Within the last two two weeks, Chinese military hackers reportedly tried to break into secure servers run by the German and U.S. governments. German and U.S. officials have reportedly both complained – for reasons spelled out in this story by David Lague: How can they trust Chinese leaders' assurances of non-threatening intent if they can't be sure the People's Liberation Army sees things the same way? The PLA's successful test of an anti-satellite weapon early this year awakened the same fears.

Yes, having some degree of certainty, of reasonable boundaries, about what a nation might and might not do is an important element of international stability.

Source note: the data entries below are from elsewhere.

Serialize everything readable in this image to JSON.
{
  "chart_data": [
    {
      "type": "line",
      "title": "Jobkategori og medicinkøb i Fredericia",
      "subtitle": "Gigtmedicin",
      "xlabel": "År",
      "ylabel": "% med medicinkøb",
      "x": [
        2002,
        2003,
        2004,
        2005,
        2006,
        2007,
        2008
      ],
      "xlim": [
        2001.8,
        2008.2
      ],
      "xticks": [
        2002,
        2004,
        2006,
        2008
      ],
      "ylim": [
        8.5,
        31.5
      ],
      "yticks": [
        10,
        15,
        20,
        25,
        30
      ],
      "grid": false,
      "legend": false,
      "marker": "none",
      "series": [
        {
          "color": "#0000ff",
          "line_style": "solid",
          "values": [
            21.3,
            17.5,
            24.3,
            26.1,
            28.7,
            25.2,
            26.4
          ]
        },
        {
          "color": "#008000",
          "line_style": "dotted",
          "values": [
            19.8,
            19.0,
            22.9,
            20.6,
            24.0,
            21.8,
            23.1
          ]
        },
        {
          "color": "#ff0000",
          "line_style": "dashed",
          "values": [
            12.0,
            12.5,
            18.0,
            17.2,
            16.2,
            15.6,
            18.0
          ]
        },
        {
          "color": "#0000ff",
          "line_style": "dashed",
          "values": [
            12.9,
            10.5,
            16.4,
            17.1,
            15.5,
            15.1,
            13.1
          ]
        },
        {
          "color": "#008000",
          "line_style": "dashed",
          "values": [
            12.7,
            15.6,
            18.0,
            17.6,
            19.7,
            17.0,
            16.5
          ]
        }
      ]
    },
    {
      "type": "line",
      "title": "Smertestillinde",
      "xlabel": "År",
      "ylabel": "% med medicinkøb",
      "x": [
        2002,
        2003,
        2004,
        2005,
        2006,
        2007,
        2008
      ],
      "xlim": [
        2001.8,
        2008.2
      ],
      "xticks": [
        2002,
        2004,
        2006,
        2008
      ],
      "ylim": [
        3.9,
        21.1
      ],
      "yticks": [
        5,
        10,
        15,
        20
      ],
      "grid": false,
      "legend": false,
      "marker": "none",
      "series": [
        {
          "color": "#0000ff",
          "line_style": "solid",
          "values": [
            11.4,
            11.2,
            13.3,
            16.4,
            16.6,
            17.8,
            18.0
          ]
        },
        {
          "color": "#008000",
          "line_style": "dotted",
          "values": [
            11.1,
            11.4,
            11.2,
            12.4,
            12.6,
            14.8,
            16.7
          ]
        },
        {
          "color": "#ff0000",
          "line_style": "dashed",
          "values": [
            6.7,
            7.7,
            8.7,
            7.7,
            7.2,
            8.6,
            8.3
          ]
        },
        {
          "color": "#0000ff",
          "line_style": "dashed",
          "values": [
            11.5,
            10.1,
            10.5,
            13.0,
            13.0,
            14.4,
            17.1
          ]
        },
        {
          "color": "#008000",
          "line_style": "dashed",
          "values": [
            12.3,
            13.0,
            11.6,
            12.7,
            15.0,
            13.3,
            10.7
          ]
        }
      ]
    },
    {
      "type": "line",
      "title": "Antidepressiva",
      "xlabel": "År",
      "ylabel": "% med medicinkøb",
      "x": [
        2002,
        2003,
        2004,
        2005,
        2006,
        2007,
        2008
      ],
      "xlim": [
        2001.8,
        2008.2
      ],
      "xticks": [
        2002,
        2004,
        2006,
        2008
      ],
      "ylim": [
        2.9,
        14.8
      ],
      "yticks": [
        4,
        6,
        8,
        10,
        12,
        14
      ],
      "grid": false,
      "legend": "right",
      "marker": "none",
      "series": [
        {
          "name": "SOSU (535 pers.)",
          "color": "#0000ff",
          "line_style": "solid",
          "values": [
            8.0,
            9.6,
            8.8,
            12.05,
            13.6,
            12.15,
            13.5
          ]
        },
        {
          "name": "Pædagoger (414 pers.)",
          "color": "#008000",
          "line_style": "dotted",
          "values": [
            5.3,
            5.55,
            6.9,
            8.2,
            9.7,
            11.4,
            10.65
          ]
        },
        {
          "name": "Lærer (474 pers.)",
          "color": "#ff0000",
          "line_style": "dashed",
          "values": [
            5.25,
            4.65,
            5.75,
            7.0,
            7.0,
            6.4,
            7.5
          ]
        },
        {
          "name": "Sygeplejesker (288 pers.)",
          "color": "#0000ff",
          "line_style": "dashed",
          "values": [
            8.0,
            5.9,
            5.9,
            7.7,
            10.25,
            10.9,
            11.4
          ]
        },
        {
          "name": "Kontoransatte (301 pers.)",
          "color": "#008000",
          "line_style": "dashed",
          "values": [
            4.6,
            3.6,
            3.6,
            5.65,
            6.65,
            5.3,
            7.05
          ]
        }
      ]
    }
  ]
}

With that point in mind, think of this: No one on earth can be sure that the U.S. government will not launch an aerial strike or a land invasion of Iran in the next 16 months.

We can be sure that such a strike would a disaster -- for America. (Reasons laid out in the Atlantic in 2004, 2006, and 2007.) We can speculate that many members of the military are so aware that it would be a disaster that they might at least think about the unthinkable: resigning or in some other way resisting the command. We can wonder why the Congress, now trapped by the logic of "we're there now, so we can't just cut and run" about Iraq is not taking clearer steps to rule out an attack on Iran while they still can.

But we can't be sure that it won't happen. No one can. The structure of American government leaves this power in a President's hands -- or at least the current president so believes, and the Congress has not legislated otherwise.

So it is fine to tsk-tsk the Chinese about the doubts that the PLA's recent behavior is raising in others' minds. But let's also think about the doubts the United States is creating around the world -- and why Europeans, especially, have started talking about a "systems failure" in America: that it has no good way of being sure that its enormous power will not be used recklessly, to the detriment of itself and everyone else.

Practical point: Congress, get cracking! Pre-emptively vote that no funds may be used this way. Show the Chinese, among others, how democracy can work.